Monday, July 28, 2014

More Time for Thinking?.... or Just More Cat Videos?

What could a memory machine do?  
This was the question that Vannevar Bush asked when he proposed the memex.


Vannervar Bush wearing
head-mounted infovore machine
from Atlantic Monthly (1945), vol. 176
Bush proposed a new system for organizing information in his article, ”As We May Think” which was first published 69 years ago this July. This system is linked to the beginning of hypertext and the Internet.
Bush stated, “Wholly new forms of encyclopedias will appear, ready-made with a mesh of associative trails running through them, ready to be dropped into the memex and there amplified…a device in which an individual stores all his books, records, and communications…it is an enlarged intimate supplement to his memory” (Bush, 2006). Does this remind you of the Internet in a primitive way?


Bush described this information organization devise, the memex as:
From Life magazine, (1945) vol. 19, no. 11, p. 123
“…a desk, [that] can…be operated from a distance…the top [is]…slanting translucent screens, on which material can be projected for convenient reading.  There is a keyboard, and sets of buttons and levers….” (Bush,1945).
Does that sound like a desk-top computer, your personal laptop, or even, perhaps, your smart phone?!

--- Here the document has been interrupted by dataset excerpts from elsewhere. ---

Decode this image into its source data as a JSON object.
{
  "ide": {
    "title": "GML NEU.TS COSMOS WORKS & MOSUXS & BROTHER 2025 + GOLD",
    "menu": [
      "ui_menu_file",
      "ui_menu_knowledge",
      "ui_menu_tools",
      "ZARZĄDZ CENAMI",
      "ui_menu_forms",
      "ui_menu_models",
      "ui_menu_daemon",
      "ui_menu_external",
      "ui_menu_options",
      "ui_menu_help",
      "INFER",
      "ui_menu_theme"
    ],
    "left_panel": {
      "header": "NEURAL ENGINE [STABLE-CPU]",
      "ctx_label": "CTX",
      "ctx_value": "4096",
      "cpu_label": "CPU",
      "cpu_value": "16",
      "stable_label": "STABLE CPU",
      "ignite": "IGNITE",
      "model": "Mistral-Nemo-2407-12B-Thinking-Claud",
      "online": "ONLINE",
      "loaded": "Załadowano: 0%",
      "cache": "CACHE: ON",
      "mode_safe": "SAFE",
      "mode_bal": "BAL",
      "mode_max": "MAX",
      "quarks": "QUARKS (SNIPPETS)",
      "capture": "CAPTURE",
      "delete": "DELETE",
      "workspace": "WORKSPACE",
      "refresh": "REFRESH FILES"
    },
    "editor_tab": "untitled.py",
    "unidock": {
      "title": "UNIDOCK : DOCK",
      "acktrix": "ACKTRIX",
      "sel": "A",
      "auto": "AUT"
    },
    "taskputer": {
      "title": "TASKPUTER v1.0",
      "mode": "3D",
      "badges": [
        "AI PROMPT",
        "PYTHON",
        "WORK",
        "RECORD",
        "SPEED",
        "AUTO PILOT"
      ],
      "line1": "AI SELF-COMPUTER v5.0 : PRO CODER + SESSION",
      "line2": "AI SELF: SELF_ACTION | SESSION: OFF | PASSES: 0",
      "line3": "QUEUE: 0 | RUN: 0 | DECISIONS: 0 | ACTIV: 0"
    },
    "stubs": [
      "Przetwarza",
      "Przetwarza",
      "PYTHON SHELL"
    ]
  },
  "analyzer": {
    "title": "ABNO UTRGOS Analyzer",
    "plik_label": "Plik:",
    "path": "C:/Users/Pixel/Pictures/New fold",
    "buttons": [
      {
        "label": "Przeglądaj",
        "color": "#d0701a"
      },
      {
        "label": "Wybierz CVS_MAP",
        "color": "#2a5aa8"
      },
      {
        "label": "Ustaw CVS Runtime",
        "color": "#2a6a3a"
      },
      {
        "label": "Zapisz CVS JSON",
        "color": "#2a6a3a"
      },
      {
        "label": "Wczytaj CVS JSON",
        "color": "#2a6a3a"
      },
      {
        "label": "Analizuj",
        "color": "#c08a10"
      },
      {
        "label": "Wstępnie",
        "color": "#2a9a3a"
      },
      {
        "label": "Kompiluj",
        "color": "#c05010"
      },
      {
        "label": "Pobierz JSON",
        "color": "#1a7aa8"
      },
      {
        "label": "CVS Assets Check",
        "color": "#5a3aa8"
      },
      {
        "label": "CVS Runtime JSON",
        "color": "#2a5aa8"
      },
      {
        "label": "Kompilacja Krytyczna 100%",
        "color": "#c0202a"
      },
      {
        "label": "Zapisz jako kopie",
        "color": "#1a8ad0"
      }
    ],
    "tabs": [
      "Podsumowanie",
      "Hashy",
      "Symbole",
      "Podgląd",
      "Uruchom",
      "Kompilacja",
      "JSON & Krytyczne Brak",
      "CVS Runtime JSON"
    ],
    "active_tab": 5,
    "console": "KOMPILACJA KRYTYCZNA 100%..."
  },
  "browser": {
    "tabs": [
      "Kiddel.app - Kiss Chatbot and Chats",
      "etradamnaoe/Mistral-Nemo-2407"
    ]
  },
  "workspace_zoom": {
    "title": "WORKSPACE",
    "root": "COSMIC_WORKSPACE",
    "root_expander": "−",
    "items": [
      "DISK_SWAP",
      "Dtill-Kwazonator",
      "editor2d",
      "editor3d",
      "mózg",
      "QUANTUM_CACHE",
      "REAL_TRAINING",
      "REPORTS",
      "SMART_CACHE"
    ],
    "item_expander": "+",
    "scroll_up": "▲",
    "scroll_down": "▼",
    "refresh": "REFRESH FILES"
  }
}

The part of Bush’s article that often gets overlooked is Bush’s underlying reason for creating the memex.  Bush hoped to use the memex to cut down on the time it took to do good research which, in turn, would leave more time for deep thinking which Bush called “mature thought” (Levy, 2007).  Do we really have more time for thinking through the use of our “mechanical indexes” or do we just choose to skip the “deep thought” part in order to watch another cat video?  What do you think?

References:
Bush, V. (1945). As we may think. The Atlantic Monthly, 176, 101-108.
Bush, V. (2006). As we may think. The Atlantic Monthly, 298(2), 55-58.
Levy, D. M. (2007). No time to think: Reflections on information technology and contemplative scholarship,  Ethics and Information Technology, 9, 237-249.